アスタの聖力は強いものではなく、対象の自然治癒力の活性化ができてせいぜいだ。補助的な効果しかないため、末期患者などすでに自然治癒力が枯渇している相手には効かない。それでも貴重な能力のため、彼女は大事にされたし、治癒も国にとって肝心なときだけの使用に限られていた。
引退したので、今後は怪我をしてもいいし、治癒を行うのも任意だ。行動制限がなくなったことを、アスタは実感する。
料理の邪魔になるので、アスタは長い髪を一度高い位置で結わえて三つ編みにしまとめた。エプロンは、八百屋の夫人が余っている一着を譲ってくれた。ロルフはそのままだ。彼は汚れてもいい普段着で毎度作っていたので、そもそも用意がなかった。
エプロンの紐を結び終え、アスタはガッツポーズを作り気合を入れる。
「よっし。それで何を作るの?」
ロルフを見上げると、彼は片手で口元を覆い、何かに堪えていた。
「ロルフ??」
「……悪い。つい感極まって」
「もうっ、子ども扱いして! 私が二十歳なの忘れてない⁉」
子どもの成長に感激した親のような反応をされ、アスタは剥れる。確かに、自分はこれから一人でできるように成長する必要がある身だが、自活能力以外においては成人済であることを忘れないでもらいたい。
ロルフが感激していたのは、彼女のエプロン姿を拝めたことと自分のために料理してくれる状況に、だったのだが。アスタは彼の意図を取り違えていることに気付いていない。

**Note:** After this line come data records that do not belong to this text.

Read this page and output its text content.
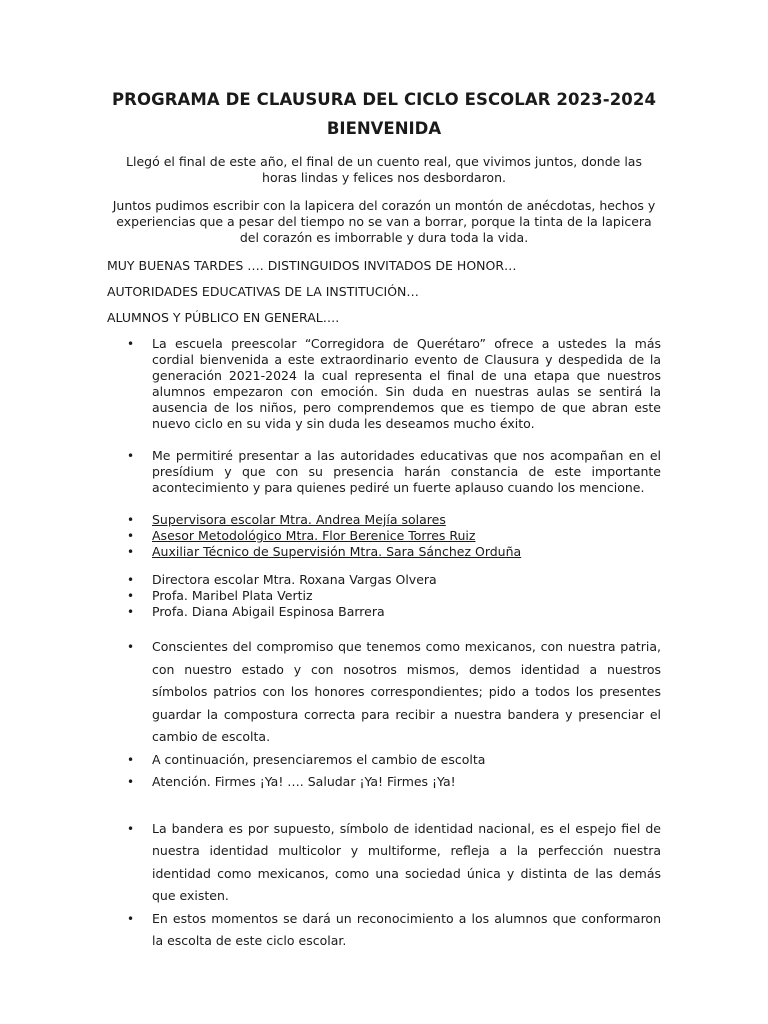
PROGRAMA DE CLAUSURA DEL CICLO ESCOLAR 2023-2024
BIENVENIDA

Llegó el final de este año, el final de un cuento real, que vivimos juntos, donde las horas lindas y felices nos desbordaron.

Juntos pudimos escribir con la lapicera del corazón un montón de anécdotas, hechos y experiencias que a pesar del tiempo no se van a borrar, porque la tinta de la lapicera del corazón es imborrable y dura toda la vida.

MUY BUENAS TARDES …. DISTINGUIDOS INVITADOS DE HONOR…

AUTORIDADES EDUCATIVAS DE LA INSTITUCIÓN…

ALUMNOS Y PÚBLICO EN GENERAL….

• La escuela preescolar “Corregidora de Querétaro” ofrece a ustedes la más cordial bienvenida a este extraordinario evento de Clausura y despedida de la generación 2021-2024 la cual representa el final de una etapa que nuestros alumnos empezaron con emoción. Sin duda en nuestras aulas se sentirá la ausencia de los niños, pero comprendemos que es tiempo de que abran este nuevo ciclo en su vida y sin duda les deseamos mucho éxito.
• Me permitiré presentar a las autoridades educativas que nos acompañan en el presídium y que con su presencia harán constancia de este importante acontecimiento y para quienes pediré un fuerte aplauso cuando los mencione.
• Supervisora escolar Mtra. Andrea Mejía solares
• Asesor Metodológico Mtra. Flor Berenice Torres Ruiz
• Auxiliar Técnico de Supervisión Mtra. Sara Sánchez Orduña
• Directora escolar Mtra. Roxana Vargas Olvera
• Profa. Maribel Plata Vertiz
• Profa. Diana Abigail Espinosa Barrera
• Conscientes del compromiso que tenemos como mexicanos, con nuestra patria, con nuestro estado y con nosotros mismos, demos identidad a nuestros símbolos patrios con los honores correspondientes; pido a todos los presentes guardar la compostura correcta para recibir a nuestra bandera y presenciar el cambio de escolta.
• A continuación, presenciaremos el cambio de escolta
• Atención. Firmes ¡Ya! …. Saludar ¡Ya! Firmes ¡Ya!
• La bandera es por supuesto, símbolo de identidad nacional, es el espejo fiel de nuestra identidad multicolor y multiforme, refleja a la perfección nuestra identidad como mexicanos, como una sociedad única y distinta de las demás que existen.
• En estos momentos se dará un reconocimiento a los alumnos que conformaron la escolta de este ciclo escolar.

どうにか持ち直したロルフは、今晩の食材を取り出す。ジャガイモ・ニンジン・キャベツ・ベーコンが、まな板の付近に置かれた。
「今晩はポトフにしよう。適当に野菜と肉を切って煮るだけだから簡単だ」
「具はなんでもいいの?」
「割となんでもいいぞ。今日はベーコンを使うけど、ソーセージでもいけるし。味付けも塩コショウとコンソメだけだ」
「へぇ」
野菜と肉があればどうにでもなる料理だと、ロルフはいう。余った野菜を処分するときによく作るので、彼に具のこだわりはない。味付けもシンプルなので、失敗しづらく楽な料理だ。
「まぁ、俺ができるのなんて焼くか煮るかだから、凝ったモンは作れないけどな」
一人暮らしの男の料理なんてそんなものだと、ロルフがぼやくと、アスタは即座に反発した。
「その『だけ』もできない私を前に失礼じゃない。ロルフの料理、私は好きよ」
ど、と自身の心音が爆音で聴こえた。彼女がいったのは料理にだ、と心臓の上を掌で押さえ、動悸を宥める。彼女の言動がいちいち可愛くて困る。身が持たないと感じるのは、これで何度目だろう。
「ソレハ、ヨカッタ」
「ええ」
彼の謙遜を肯定へ変えることができ、アスタは満足げに微笑んだ。